悪魔の運動会
血だった。
「ちょ、寺脇さん、血が出てる⁉︎」
リカの拳を力づくで開かせると、手のひらが擦れたのか真っ赤に染まっていた。
「あなたたち、これでも寺脇さんが綱を握ってなかったっていうの?必死で離さなかったから、こんなに傷ついてるんじゃないの‼︎血が出るまで握るなんて__」
肩を震わせて泣いているリカを抱きしめ、世古と植松の2人を睨みつけた。
さすがに動揺したのか、2人は押し黙ったが、それも僅かの間だけ。
「でも、さっきの縄跳びも引っかかったし、足手まといよ‼︎」
世古佳恵がそう言えば「私はあんたに投票するから‼︎」と、植松理沙も攻撃の手を止めない。
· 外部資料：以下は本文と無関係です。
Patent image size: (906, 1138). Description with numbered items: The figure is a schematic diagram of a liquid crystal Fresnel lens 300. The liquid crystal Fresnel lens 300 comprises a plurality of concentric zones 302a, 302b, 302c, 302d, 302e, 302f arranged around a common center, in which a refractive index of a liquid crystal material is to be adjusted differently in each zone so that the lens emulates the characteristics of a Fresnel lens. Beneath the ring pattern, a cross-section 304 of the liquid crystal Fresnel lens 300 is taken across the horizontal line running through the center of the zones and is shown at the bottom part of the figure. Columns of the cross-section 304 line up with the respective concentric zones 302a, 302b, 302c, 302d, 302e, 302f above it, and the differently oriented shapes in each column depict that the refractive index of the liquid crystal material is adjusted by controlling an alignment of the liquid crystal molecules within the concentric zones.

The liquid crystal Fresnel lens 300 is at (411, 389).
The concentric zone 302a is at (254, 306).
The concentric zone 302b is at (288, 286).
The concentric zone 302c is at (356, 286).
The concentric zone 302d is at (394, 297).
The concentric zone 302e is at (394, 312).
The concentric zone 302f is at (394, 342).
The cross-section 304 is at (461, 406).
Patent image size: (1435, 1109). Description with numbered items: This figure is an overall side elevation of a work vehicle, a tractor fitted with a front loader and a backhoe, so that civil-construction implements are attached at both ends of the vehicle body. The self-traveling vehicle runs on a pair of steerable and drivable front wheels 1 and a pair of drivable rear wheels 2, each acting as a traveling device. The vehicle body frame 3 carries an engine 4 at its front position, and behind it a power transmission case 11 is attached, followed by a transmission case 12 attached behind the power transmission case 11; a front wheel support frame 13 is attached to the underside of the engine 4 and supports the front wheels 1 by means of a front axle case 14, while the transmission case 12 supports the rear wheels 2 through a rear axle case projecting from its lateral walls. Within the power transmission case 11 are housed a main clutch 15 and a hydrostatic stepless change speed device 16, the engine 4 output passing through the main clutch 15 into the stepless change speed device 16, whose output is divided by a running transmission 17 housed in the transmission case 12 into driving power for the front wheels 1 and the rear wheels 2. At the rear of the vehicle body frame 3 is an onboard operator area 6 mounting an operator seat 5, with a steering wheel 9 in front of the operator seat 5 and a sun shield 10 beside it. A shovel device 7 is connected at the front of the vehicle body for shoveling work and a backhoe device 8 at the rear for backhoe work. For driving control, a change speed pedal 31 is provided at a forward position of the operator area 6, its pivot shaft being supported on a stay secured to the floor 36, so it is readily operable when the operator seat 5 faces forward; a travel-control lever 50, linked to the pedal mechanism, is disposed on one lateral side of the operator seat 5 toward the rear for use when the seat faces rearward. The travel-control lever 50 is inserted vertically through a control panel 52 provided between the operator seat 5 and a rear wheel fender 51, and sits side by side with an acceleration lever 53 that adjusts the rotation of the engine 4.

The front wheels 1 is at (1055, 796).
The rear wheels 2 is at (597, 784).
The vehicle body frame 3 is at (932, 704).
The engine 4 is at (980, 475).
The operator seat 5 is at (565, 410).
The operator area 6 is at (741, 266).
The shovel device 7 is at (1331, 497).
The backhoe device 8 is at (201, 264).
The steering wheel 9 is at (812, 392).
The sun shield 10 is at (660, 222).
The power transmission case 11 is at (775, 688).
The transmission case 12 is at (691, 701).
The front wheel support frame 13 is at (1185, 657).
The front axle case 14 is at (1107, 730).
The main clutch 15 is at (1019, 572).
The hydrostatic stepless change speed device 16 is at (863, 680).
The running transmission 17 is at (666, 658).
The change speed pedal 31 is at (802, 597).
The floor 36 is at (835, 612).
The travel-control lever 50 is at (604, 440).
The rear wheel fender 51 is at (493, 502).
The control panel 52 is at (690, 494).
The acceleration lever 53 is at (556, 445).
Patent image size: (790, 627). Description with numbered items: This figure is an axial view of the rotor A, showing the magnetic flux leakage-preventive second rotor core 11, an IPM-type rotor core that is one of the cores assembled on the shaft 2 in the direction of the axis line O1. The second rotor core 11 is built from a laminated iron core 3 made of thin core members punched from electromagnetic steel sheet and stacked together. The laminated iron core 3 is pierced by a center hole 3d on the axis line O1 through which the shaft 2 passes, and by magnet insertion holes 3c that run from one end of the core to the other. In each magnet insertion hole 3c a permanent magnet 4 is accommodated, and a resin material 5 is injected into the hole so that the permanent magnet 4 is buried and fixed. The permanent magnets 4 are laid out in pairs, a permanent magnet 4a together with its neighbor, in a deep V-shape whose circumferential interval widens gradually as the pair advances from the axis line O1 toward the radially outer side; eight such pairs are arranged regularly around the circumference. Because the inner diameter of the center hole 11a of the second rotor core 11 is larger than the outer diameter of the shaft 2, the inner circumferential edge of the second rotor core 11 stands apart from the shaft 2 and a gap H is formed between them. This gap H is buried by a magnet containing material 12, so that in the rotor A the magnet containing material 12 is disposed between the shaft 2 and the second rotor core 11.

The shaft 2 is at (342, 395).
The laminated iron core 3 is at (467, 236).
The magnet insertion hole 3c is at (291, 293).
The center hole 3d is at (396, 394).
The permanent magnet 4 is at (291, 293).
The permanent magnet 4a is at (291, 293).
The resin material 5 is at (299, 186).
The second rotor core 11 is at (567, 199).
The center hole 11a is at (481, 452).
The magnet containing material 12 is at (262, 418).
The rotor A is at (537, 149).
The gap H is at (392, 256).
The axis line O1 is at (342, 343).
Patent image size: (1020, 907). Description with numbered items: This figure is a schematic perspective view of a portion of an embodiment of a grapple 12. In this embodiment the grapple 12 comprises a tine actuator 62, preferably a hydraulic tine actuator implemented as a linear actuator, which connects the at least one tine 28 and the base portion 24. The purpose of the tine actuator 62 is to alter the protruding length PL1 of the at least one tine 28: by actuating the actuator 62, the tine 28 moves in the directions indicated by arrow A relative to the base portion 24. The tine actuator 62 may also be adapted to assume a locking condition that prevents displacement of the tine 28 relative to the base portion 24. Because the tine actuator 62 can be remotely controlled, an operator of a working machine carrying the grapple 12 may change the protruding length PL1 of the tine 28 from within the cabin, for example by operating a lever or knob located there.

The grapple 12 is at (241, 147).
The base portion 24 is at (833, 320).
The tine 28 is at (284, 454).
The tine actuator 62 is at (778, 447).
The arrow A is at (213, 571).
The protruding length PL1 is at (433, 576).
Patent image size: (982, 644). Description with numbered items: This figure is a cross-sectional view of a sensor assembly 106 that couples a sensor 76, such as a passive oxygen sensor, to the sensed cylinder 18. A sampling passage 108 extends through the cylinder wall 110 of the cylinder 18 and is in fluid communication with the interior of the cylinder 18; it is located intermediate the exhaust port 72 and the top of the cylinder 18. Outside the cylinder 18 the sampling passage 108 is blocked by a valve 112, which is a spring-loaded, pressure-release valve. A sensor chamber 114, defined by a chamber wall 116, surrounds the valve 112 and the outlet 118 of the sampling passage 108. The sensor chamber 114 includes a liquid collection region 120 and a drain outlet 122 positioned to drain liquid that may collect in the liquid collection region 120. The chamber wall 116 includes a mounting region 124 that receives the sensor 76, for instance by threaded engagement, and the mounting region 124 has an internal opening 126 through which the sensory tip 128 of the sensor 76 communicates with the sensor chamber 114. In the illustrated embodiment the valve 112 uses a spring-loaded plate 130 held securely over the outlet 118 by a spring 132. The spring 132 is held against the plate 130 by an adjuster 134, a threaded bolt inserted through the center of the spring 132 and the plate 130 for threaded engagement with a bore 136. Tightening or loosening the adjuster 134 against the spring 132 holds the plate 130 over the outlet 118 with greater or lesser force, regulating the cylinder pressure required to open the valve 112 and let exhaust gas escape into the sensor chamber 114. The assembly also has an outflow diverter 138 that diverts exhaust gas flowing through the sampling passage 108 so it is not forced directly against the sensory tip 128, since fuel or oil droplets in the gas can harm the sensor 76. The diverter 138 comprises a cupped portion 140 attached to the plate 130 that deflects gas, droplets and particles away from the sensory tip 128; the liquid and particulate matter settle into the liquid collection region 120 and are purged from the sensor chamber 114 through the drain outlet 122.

2人が必要以上にリカに絡むのは、怖いからかもしれない。
これから始まるであろう【投票】に恐れをなしているからだ。
リカを早い段階でターゲットにし、自分たちの注意をそらす。すでに__投票は始まっているといってもいい。
「大丈夫よ、寺脇さん。心配しないで」
優しく声を掛けるが、私自身、どうしていいか分からないし、怖い。
これから誰かを【失格】させないといけない__。
「相原、ちょっといいか?」
安藤くんに呼ばれた。
瞬時に私は悟ったんだ。安藤くんには、なにか手がある。あの顔はそうだ、私はずっと彼を見てきたから分かる。
「久米さん、ちょっと寺脇さんのこと頼めるかしら?そこの水飲み場で、手を洗ってあげてほしいの」
「分かった」
野球部のマネージャーでもある久米茜は、面倒見がいい。
私は、寺脇さんを彼女に任せると、安藤くんの元へと駆け寄った。